La résolution avait été déposée en vue de son examen en séance plénière par les groupes PPE-DE, PSE, ALDE, Verts/ALE, UEN, GUE/NGL.
Le Parlement rappelle tout d’abord qu'Aung San Suu Kyi, secrétaire générale de la Ligue nationale pour la démocratie en Birmanie (LND), a été assignée à résidence en tant que prisonnière politique depuis de très nombreuses années et que cette assignation à résidence contrevient à la propre législation de la junte militaire birmane (loi de sûreté de l'État de 1975) qui dispose que nul ne peut être détenu sans inculpation ni jugement plus de 5 années. En conséquence, les députés condamnent fermement le régime birman et demandent la libération immédiate d'Aung San Suu Kyi et de tous les prisonniers politiques. Plus loin, les députés dénoncent comme un « crime contre l'humanité » le projet de flagellation d'Aung San Suu Kyi. Ils demandent que soit réalisée une instruction judiciaire, sous l'auspice des Nations unies, sur les accusations selon lesquelles l'armée birmane aurait assassiné des prisonniers politiques dans la confusion créée par le cyclone Nargis. Ils déplorent également l'emprisonnement de victimes du cyclone qui tentaient de trouver de l'aide auprès des organisations internationales en Birmanie.

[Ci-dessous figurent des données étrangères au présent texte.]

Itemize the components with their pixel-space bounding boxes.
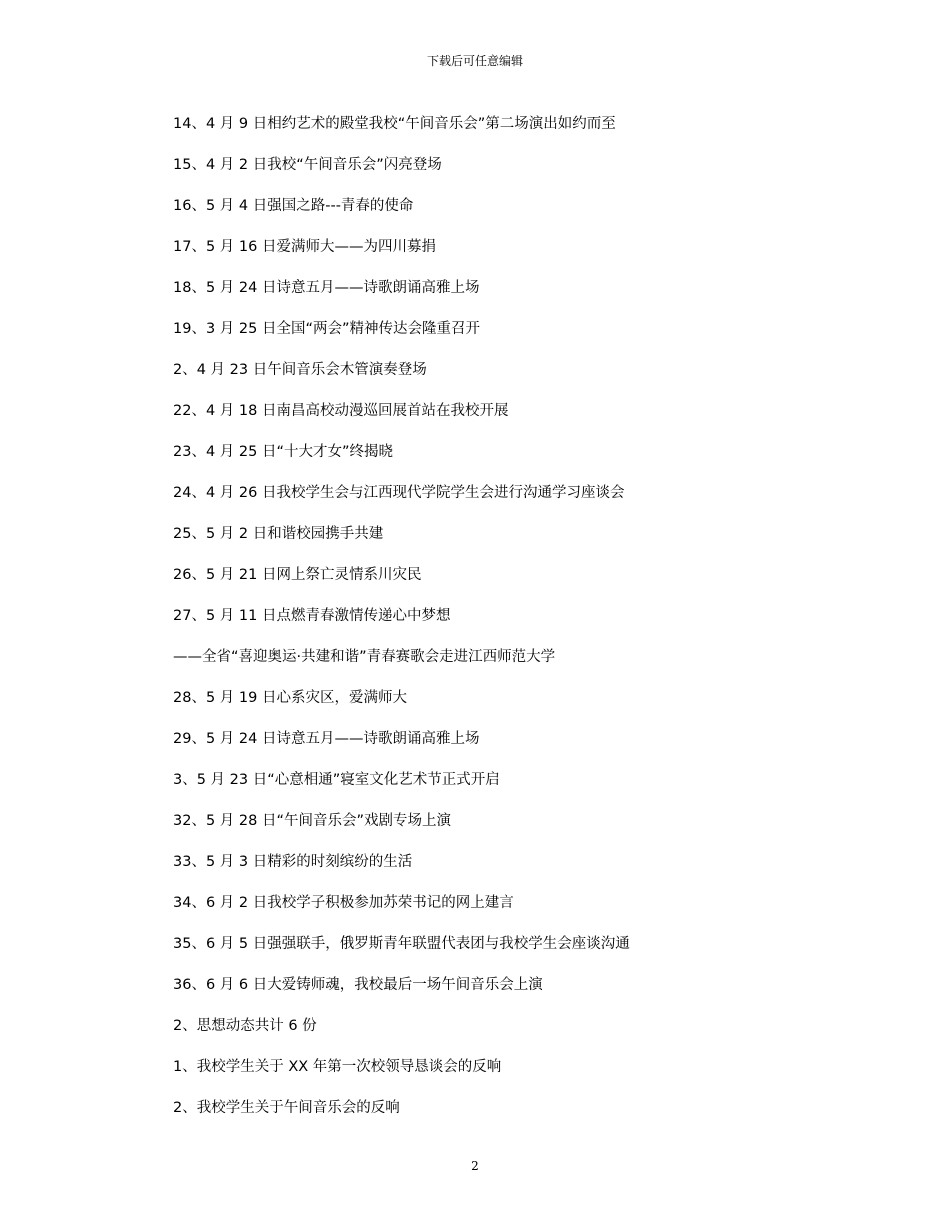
list-item: 18、5 月 24 日诗意五月——诗歌朗诵高雅上场: [173, 280, 480, 296]
list-item: 27、5 月 11 日点燃青春激情传递心中梦想: [173, 608, 451, 624]
list-item-subtitle: ——全省“喜迎奥运·共建和谐”青春赛歌会走进江西师范大学: [173, 649, 556, 665]
list-item: 29、5 月 24 日诗意五月——诗歌朗诵高雅上场: [173, 731, 480, 747]
list-item: 2、4 月 23 日午间音乐会木管演奏登场: [173, 362, 427, 378]
list-item: 17、5 月 16 日爱满师大——为四川募捐: [173, 239, 436, 255]
list-item: 28、5 月 19 日心系灾区，爱满师大: [173, 690, 407, 706]
page-header: 下载后可任意编辑: [426, 54, 523, 68]
list-item: 1、我校学生关于 XX 年第一次校领导恳谈会的反响: [173, 1059, 502, 1075]
list-item: 25、5 月 2 日和谐校园携手共建: [173, 526, 384, 542]
list-item: 34、6 月 2 日我校学子积极参加苏荣书记的网上建言: [173, 895, 514, 911]
list-item: 36、6 月 6 日大爱铸师魂，我校最后一场午间音乐会上演: [173, 977, 543, 993]
list-item: 14、4 月 9 日相约艺术的殿堂我校“午间音乐会”第二场演出如约而至: [173, 116, 616, 132]
page-number: 2: [471, 1159, 479, 1173]
list-item: 3、5 月 23 日“心意相通”寝室文化艺术节正式开启: [173, 772, 500, 788]
list-item: 33、5 月 3 日精彩的时刻缤纷的生活: [173, 854, 413, 870]
document-body: [173, 112, 893, 1137]
list-item: 23、4 月 25 日“十大才女”终揭晓: [173, 444, 393, 460]
list-item: 16、5 月 4 日强国之路---青春的使命: [173, 198, 414, 214]
list-item: 24、4 月 26 日我校学生会与江西现代学院学生会进行沟通学习座谈会: [173, 485, 625, 501]
list-item: 35、6 月 5 日强强联手，俄罗斯青年联盟代表团与我校学生会座谈沟通: [173, 936, 630, 952]
list-item: 2、我校学生关于午间音乐会的反响: [173, 1100, 400, 1116]
section-heading: 2、思想动态共计 6 份: [173, 1018, 317, 1034]
list-item: 15、4 月 2 日我校“午间音乐会”闪亮登场: [173, 157, 442, 173]
list-item: 19、3 月 25 日全国“两会”精神传达会隆重召开: [173, 321, 480, 337]
list-item: 26、5 月 21 日网上祭亡灵情系川灾民: [173, 567, 422, 583]
list-item: 32、5 月 28 日“午间音乐会”戏剧专场上演: [173, 813, 451, 829]
list-item: 22、4 月 18 日南昌高校动漫巡回展首站在我校开展: [173, 403, 509, 419]
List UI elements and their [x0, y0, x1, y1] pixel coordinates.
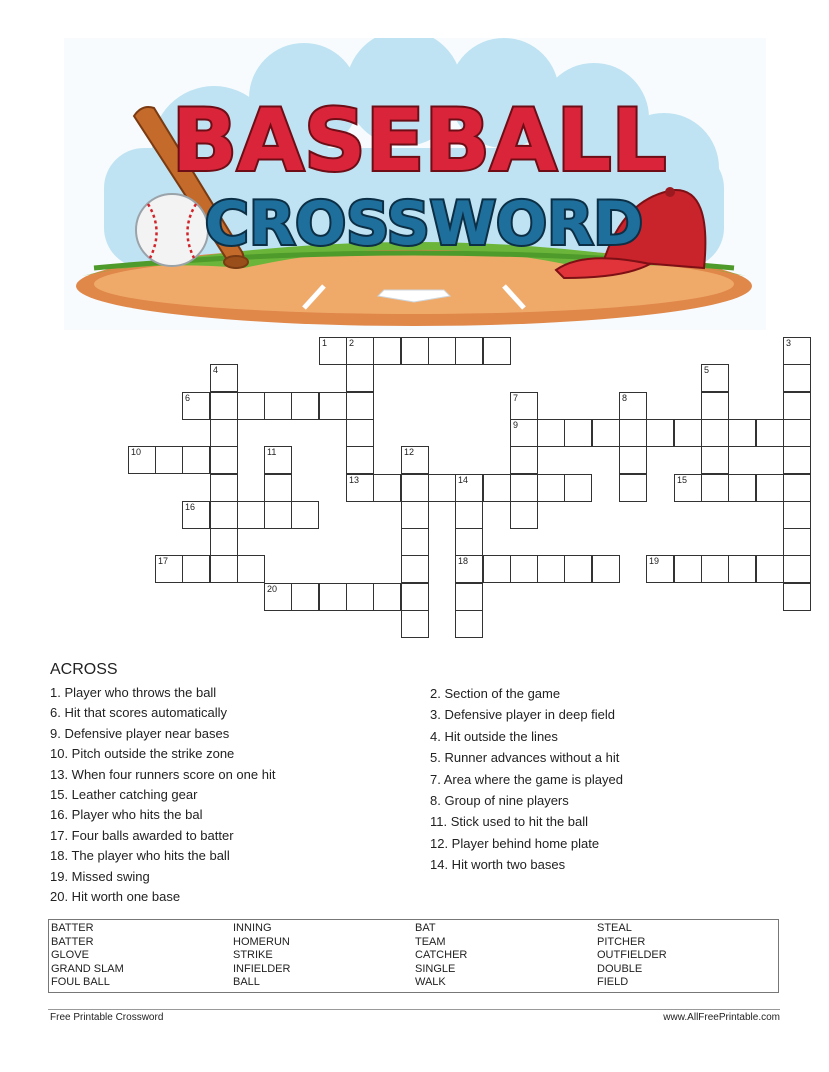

Parallèlement, le Parlement invite les autorités birmanes à lever toutes restrictions aux activités politiques pacifiques dans le pays et à s'engager dans un processus de réconciliation nationale et de restauration de la démocratie, de l'état de droit et du plein respect des droits de l'homme. Il invite également le régime birman à fournir des explications sur les personnes toujours disparues depuis la répression en septembre 2007 des manifestations de moines bouddhistes et de militants de la démocratie.
Dans le même ordre d’idée, les députés demandent au gouvernement birman de permettre aux travailleurs humanitaires d'accéder librement aux régions affectées par le cyclone Nargis et de cesser leur ingérence officielle dans la livraison de l'aide humanitaire.
Les députés pressent également les autorités birmanes d'ouvrir un dialogue étroit avec le rapporteur spécial des Nations unies et de permettre aux députés européens de se rendre en Birmanie. Ils invitent les pays de l'Association des Nations de l'Asie du sud-est (ANASE) avec lesquels la Birmanie entretient d'étroites relations économiques et politiques, à exercer une intense pression en faveur d'un changement démocratique dans ce pays. Le Parlement estime en outre que des sanctions de l'Union européenne à l’encontre la junte birmane n'ont pas eu l’effet escompté sur le régime. Il renouvelle dès lors sa demande au Conseil de prendre d'autres mesures dont notamment l’interdiction à tout financement européen.